Once numbering over 250,000 people, the Jewish community in Morocco has played a key role in influencing culture, music, tradition, and politics.
"Our celebrations won't be used to marginalise or tokenise our people, ‘brownwash’ Israeli colonialism and occupation, or erase our history of the community with Muslims in our ancestors' homelands," Jewish Voice for Peace, an anti-Zionist Jewish NGO, said in a press statement in May.
Today, around 3,000 Moroccan Jews are based in the Kingdom, and some of them see these cultural and religious events as an affront to their identity and religion.
“I don’t understand that argument of the Jewish community. We are Moroccans, we are living in our homeland, we don’t need Israel’s approval to be Jewish,” Marvin, a Jewish Moroccan, told The New Arab.

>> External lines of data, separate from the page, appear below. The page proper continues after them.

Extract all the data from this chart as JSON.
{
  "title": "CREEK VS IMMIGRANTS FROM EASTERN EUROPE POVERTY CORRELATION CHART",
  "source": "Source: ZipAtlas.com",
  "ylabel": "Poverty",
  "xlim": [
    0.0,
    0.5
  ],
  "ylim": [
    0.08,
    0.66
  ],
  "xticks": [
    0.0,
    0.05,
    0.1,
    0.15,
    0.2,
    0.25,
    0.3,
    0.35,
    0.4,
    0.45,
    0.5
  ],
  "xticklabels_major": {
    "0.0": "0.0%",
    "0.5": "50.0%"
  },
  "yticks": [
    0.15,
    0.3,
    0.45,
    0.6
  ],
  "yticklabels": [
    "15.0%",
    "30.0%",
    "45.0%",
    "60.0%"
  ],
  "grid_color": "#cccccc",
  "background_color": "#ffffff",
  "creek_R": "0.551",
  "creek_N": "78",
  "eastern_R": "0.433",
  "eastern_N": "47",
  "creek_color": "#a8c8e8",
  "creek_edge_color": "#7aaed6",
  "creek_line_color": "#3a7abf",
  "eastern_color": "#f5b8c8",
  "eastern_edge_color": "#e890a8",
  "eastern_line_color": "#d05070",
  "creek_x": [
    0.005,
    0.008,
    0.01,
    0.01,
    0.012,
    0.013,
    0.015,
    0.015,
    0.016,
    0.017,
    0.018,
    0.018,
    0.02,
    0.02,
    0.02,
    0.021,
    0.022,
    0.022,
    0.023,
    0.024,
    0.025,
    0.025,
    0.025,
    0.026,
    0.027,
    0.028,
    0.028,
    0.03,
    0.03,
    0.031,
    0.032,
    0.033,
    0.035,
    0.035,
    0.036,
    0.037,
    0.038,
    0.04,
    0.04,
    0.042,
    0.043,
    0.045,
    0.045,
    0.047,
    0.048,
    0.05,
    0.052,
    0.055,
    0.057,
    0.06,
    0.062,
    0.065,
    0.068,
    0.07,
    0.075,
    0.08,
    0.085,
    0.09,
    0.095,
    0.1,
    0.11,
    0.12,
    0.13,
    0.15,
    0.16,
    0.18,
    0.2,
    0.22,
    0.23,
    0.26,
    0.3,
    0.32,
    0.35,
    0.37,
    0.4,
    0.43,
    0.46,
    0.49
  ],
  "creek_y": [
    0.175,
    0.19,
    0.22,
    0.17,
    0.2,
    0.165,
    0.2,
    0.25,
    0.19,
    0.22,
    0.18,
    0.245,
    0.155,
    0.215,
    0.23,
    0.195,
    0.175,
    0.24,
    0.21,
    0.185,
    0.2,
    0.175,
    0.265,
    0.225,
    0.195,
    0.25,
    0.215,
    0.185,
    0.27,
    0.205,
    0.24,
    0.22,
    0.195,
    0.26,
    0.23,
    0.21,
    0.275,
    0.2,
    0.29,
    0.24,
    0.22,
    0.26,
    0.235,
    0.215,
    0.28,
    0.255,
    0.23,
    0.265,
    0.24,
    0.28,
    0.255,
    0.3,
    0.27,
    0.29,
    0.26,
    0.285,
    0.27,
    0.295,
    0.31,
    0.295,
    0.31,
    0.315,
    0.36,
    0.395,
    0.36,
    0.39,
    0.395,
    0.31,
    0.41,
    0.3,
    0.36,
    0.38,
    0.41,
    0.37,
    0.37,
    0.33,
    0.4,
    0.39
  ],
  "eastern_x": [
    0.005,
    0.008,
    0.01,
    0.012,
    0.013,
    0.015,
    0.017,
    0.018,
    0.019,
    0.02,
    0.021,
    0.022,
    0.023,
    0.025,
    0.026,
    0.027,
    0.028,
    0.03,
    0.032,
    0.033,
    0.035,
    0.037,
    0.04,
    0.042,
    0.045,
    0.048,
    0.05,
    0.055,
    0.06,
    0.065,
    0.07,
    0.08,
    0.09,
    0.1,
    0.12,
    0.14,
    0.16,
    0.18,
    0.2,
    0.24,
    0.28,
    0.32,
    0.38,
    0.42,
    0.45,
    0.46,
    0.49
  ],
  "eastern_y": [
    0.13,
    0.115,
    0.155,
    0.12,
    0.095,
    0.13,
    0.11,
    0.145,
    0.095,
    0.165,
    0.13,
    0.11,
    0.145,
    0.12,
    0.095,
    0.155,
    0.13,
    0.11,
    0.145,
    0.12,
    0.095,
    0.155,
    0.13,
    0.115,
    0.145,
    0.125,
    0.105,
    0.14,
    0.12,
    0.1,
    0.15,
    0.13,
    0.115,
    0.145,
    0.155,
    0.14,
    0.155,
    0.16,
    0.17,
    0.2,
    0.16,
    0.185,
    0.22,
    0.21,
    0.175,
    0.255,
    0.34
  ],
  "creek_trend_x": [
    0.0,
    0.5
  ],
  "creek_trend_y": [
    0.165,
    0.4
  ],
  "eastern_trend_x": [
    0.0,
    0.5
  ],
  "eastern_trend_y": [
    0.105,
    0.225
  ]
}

“Now at every Jewish celebration, you find those Israeli officials in the first seats. Why are they there, they don’t represent us. I don’t see Saudi officials flocking to every Islamic celebration in Morocco,” added Marvin.
Meanwhile, Dominique, a Morocco-based French citizen with North African roots, was at first an optimist about Moroccan-Israeli normalisation, until he was reminded that “Israel was never about peace”.
“I supported normalisation at first, I thought it would be good for peace talks. But when the Israeli military killed Palestinian journalist Shirin Abu Akleh a few months ago, I remembered what Israel is about. That’s not what our religion is about,” Dominique, told The New Arab.
Basma El Atti is The New Arab's correspondent in Morocco.